Watcher holds a mirror up to reality and reflects the experiences of female victims of stalking, interrogating their treatment as it does. It is thought-provoking and insightful, without being preachy. Okuno lets the horror unfold for itself, and invites viewers to come to their own conclusion: is Julia crazy or not?
Watcher is also highly entertaining: think Rosemary’s Baby meets Promising Young Woman kind of entertaining. References to the former are everywhere, from the setting to the creeping paranoia, and comparisons to the latter are obvious. Atmosphere is everything in Watcher, and Okuno’s attention to detail is impressive. For example, both Julia and her apartment change appearance by the end of the movie; as Julia ditches bold clothes in favor of a neutral color palette that will allow her to blend in, her apartment appears less minimalist and elegant and more claustrophobic and cold.
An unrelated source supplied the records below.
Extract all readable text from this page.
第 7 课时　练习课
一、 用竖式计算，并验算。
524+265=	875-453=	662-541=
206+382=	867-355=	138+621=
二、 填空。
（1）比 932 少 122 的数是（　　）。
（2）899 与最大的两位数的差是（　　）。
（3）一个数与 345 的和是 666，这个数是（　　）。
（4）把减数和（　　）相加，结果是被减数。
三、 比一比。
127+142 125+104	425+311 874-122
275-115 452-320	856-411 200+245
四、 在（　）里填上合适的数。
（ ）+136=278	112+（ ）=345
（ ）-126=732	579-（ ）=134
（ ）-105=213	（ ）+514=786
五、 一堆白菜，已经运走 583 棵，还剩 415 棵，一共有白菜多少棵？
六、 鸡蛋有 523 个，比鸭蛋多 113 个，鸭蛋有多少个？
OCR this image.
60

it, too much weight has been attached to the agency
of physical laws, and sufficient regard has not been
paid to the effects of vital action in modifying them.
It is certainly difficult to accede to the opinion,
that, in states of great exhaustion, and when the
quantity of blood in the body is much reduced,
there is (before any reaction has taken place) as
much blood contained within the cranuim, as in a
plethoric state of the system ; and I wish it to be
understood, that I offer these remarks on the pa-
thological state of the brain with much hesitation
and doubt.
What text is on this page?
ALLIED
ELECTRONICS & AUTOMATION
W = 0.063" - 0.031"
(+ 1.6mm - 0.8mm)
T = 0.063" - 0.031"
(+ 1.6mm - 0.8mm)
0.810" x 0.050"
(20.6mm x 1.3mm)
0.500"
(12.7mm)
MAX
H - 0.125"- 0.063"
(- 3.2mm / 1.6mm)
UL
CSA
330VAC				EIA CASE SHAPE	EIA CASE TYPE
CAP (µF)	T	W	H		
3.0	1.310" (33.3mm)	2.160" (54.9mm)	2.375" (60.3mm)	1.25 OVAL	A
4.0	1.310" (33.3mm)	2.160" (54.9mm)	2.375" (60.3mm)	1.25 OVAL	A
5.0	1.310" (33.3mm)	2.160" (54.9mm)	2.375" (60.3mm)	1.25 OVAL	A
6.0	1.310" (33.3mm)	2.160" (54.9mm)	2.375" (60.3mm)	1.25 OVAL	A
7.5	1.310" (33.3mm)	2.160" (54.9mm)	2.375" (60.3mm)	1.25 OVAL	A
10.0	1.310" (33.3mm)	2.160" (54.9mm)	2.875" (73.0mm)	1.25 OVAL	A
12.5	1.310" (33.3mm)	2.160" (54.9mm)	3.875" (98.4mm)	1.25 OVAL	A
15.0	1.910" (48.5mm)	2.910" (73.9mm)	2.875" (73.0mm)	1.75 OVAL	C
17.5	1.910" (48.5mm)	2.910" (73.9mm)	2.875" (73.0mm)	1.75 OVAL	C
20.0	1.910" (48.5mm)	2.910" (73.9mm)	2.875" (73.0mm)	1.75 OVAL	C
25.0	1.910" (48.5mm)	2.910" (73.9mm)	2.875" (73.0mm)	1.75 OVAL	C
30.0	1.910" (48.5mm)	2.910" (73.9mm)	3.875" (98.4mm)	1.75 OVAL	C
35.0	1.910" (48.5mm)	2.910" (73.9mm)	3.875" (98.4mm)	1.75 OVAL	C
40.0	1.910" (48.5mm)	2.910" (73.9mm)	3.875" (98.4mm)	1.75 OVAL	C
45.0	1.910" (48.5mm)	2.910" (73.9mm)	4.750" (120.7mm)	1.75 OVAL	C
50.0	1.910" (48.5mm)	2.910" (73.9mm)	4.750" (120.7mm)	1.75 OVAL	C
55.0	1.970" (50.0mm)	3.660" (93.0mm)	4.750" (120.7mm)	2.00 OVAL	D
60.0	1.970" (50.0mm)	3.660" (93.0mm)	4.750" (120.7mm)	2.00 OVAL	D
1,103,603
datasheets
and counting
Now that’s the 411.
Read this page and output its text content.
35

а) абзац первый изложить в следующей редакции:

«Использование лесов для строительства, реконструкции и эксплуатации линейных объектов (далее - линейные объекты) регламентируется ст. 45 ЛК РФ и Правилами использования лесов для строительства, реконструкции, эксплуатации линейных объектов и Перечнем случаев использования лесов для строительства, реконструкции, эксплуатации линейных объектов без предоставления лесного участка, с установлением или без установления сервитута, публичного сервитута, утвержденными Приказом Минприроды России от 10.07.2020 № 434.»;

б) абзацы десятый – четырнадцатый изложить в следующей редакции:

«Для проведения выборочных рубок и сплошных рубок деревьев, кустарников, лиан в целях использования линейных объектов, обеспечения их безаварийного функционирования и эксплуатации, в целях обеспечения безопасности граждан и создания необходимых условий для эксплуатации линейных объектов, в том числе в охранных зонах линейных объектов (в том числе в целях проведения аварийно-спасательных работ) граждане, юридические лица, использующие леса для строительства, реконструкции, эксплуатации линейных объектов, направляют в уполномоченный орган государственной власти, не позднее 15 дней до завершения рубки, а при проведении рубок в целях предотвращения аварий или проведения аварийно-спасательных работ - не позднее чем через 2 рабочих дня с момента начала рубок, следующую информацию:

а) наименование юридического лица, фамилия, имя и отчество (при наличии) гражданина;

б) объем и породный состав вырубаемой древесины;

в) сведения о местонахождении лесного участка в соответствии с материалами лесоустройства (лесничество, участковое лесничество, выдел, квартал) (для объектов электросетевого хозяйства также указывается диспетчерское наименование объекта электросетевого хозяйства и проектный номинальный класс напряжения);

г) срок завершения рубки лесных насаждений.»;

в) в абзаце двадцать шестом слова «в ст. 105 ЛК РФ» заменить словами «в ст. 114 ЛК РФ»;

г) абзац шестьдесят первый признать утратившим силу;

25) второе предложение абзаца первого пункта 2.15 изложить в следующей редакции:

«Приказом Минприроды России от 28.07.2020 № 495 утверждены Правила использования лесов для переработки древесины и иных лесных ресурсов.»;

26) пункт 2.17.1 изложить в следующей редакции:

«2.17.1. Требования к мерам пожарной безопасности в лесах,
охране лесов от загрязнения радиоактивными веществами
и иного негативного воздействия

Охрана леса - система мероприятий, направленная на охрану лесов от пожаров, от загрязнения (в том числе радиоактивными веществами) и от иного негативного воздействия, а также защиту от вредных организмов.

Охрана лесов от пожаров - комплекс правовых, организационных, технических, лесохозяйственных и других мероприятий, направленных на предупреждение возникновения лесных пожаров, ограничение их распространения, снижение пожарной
But the best part about Watcher is Monroe’s performance.
Okuno hit the nail on the head when she told A.frame, “Maika’s very good at adjusting and doing these subtle changes. You can interpret a lot from a very small expression in Maika’s face.” Julia says very little in Watcher, but her facial expressions — when being excluded at the dinner table, yelled at by a neighbor, or dismissed by men — say everything. She is an ordinary character, but Monroe gives her complexity, and viewers will want to stick around to know her fate.